For a couple with no children, the paperwork is simple.  A petitioner simply has to fill in his or her address, explain when the marriage took place, state they have no children, and request spousal support if desired.  With children, it is slightly more complicated.  The petitioner also has to include an extensive amount of information on where the children have lived.

Petitioning for divorce

Children and money

When dividing up money (and other assets), the court will first try to find the value of a couple’s marital assets, usually at the time of separation.  Marital property is anything that either spouse acquired during the marriage, except for things like gifts and inheritance. The court will then divide it up.  This can be done a number of ways. Some things can literally be divided like each spouse could get one of the family’s two cars. Other things are more complicated.  One spouse might be forced to buy out the other spouse’s interest in a family business, for example.

When dividing up the property, the court must consider a number of factors.  This includes the ages of the spouses, the duration of their marriage, the property they owned, their earning capacities, the source of the property, their family obligations, and whether spousal maintenance is going to be ordered.  
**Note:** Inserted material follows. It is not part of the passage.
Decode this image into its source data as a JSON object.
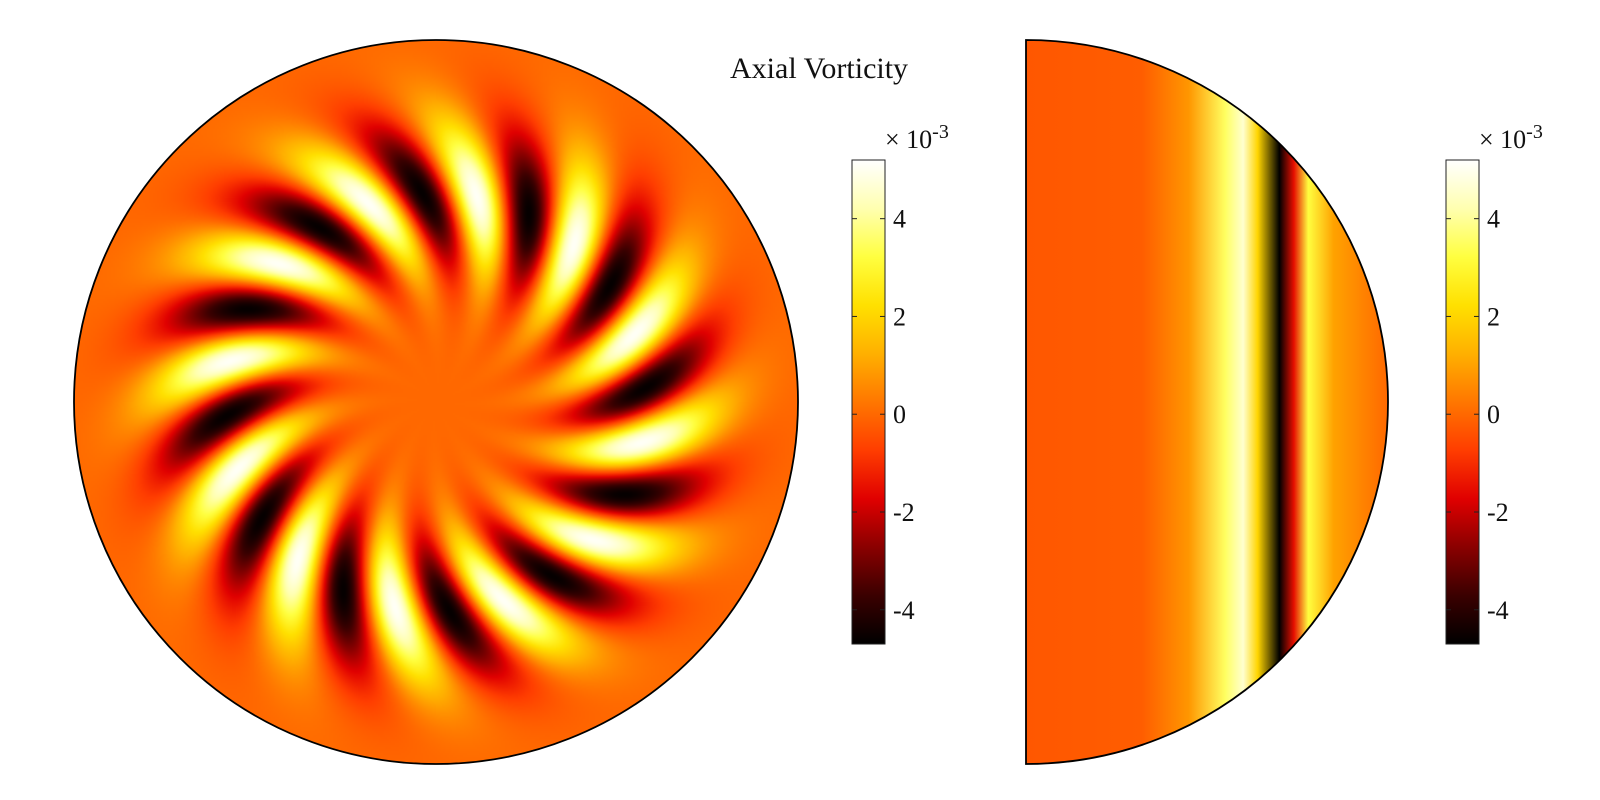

Courts will also typically order custody and possibly child support at the time of divorce.  The couple will often come to an agreement on what works best and submit their agreement to the judge for approval.  Otherwise, it can be a tough experience for a judge to try and set complex rules for the day-to-day life of a growing child.  

The judge can also allow visitation for a parent that does not have custody.  Child support can be awarded to one of the parents, typically the one that makes less money or that has the child for a greater period of time.  Kentucky offers an online calculator to help estimate payments based on this formula, which a judge can alter, but usually will not.